Liam Everett

Artist Liam Everett

Everett draws his creative energy from bodily movements to transform traditional painting materials and everyday substances into texturally rich gestural paintings. His use of salt, alcohol and other agents strip and smudge thick layers of paint while leaving behind unsettling traces from previous states.

He has shown in galleries and museums worldwide, such as Paris’ kamel mennour Gallery; Office Baroque of Brussels; and U.C. Berkeley Art Museum and Pacific Film Archives in California.

Early Life and Education

Everett uses painting as his primary medium for exploring open-ended questions of gesture, materiality, obstruction and environment. His studio is where the artist gathers makeshift tools and debris in order to establish an inventory of what exists nearby and establishes working reservoirs to store whatever resources may be present at hand.

He applies this strategy to his canvas work by employing furniture and loose materials that both limit his movement while guiding it. According to him, this practice separates him from the outcome of his decisions while simultaneously enabling his art piece to assert itself more freely.

Everett’s abstract mixed-media paintings utilise everyday substances such as salt, alcohol, steel wool and power sander to build and erase layers of pigment using caustic erosion techniques reminiscent of crude alchemy. His paintings create and remove paint layers quickly with this approach highlighting their temporary nature and emphasizing his work’s relationship to crude alchemy.

Professional Career

Everett’s approach to abstraction, inspired by dance and theatre, results in paintings that both block and direct their own material presence. He employs props such as furniture and loose materials as tools to simultaneously block and direct his approach to painting, acting like sculptural staging elements that activate motion inherent to his works. Furthermore, Everett utilizes caustic everyday substances such as salt or alcohol stains or discolorations of linen surfaces as catalysts to induce instability within compositional structures of paintwork compositions.

Everett’s process entails both experimentation and rehearsal in his studio environment, where it serves both investigation and playfulness. By continually drawing from interactions with material to feed back into his process and see where they reveal themselves unexpectedly; his six monochrome pieces created during his stay at Kasmin combined traditional intaglio techniques with primordial materiality that evoked natural phenomena and chance.

Achievement and Honors

Everett’s physical and martial approach to abstraction results in paintings that oscillate between their indexical and autonomous tendencies. Drawing inspiration from dance and theater, his gestural smudges, lines, and creases convey human body presence in his studio. By using everyday substances such as salt, lemon juice, or alcohol for layer removal he emphasizes painting’s earthy qualities while emphasizing its connections to alchemy.

Everett employs furniture and loose materials as obstacles that obstruct yet direct his approach to mark making in his studio, serving as an arena to test open-ended questions regarding gesture, material obstruction and environment. A 2017 SECA Art Award recipient, Everett has shown internationally at Kasmin Gallery New York; Altman Siegel Gallery San Francisco; Office Baroque Brussels and On Stellar Rays Athens among many others.

Personal Life

Everett creates texture-rich gestural paintings using traditional painting materials and everyday substances like salt, lemon juice and alcohol. His hand-oriented works foreground the connection between painting and alchemy while emphasizing his hand’s presence within them.

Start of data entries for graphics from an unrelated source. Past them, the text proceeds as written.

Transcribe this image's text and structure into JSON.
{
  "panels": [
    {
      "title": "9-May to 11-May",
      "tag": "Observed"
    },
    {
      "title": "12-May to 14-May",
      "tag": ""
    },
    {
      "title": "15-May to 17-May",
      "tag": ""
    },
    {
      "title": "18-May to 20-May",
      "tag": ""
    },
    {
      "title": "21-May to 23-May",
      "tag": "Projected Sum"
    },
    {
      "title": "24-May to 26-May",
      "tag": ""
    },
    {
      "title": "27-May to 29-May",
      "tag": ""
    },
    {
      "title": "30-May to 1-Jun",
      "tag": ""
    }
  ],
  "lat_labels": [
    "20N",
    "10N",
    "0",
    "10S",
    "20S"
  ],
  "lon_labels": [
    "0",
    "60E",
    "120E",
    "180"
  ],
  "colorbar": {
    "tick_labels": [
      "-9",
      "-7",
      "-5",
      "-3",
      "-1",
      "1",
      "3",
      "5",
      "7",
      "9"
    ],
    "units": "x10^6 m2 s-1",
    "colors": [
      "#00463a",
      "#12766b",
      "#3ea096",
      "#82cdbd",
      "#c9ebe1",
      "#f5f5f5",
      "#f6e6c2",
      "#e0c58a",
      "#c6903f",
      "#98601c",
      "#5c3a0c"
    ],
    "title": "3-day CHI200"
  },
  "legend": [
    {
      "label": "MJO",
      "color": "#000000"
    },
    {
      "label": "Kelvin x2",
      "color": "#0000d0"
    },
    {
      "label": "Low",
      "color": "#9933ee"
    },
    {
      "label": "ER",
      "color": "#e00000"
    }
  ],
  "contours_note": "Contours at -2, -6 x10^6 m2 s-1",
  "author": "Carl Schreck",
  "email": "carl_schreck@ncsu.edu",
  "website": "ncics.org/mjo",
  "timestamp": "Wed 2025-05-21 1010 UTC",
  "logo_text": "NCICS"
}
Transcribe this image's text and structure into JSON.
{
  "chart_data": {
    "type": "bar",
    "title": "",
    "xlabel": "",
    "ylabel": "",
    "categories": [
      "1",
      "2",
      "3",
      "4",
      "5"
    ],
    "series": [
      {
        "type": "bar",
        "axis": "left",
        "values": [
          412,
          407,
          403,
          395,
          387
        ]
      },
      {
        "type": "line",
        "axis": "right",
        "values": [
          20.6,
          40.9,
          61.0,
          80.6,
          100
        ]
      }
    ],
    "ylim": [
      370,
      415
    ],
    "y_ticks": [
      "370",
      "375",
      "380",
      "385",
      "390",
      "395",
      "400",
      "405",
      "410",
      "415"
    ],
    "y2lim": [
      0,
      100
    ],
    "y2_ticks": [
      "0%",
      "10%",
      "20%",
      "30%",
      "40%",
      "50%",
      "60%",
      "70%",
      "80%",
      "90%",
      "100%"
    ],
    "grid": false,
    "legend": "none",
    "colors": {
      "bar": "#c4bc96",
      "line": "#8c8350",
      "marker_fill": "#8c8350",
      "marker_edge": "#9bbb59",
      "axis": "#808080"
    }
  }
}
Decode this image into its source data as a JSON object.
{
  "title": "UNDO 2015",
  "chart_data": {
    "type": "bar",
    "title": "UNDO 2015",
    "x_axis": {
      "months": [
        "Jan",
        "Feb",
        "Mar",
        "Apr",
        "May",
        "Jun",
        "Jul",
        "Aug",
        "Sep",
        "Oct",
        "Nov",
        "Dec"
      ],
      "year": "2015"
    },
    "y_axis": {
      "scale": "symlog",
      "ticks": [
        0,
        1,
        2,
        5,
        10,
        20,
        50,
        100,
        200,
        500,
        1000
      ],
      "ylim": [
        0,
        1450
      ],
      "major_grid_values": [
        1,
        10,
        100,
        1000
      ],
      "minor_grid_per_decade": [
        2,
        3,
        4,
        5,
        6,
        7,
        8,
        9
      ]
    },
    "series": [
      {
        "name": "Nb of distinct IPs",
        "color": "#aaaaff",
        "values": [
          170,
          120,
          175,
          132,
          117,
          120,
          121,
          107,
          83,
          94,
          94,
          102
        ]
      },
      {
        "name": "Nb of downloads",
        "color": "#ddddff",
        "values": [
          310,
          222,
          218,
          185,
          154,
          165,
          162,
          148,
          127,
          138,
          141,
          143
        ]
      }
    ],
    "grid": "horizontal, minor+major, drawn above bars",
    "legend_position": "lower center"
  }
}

Born in 1973 and currently based out of Sebastopol in Northern California, this artist uses found objects as props in his studio environment to both direct and deviate his approach to painting.

His work has been shown at Altman Siegel Gallery in San Francisco, Kasmin Gallery in Milan and Office Baroque in Paris among others. Additionally, he has won multiple awards and fellowships such as SFMOMA SECA Art Award (2017) and Richard Diebenkorn Teaching Fellowship (2013).

Net Worth

Everett’s paintings reveal their production process, the result of deliberate and repetitive actions designed to generate movement and materials. He surveys his studio and immediate surroundings for tools or debris that could serve as props in creating mass and layers on linen surfaces, then applies these objects directly on them as props in shaping mass or layering up layers.

Everett’s work can be found in numerous international public collections, including those at the Metropolitan Museum of Art in New York; San Francisco Museum of Modern Art; Brooklyn Museum; and Kistefos Museum, Jevnaker, Norway. He is represented by Altman Siegel in San Francisco.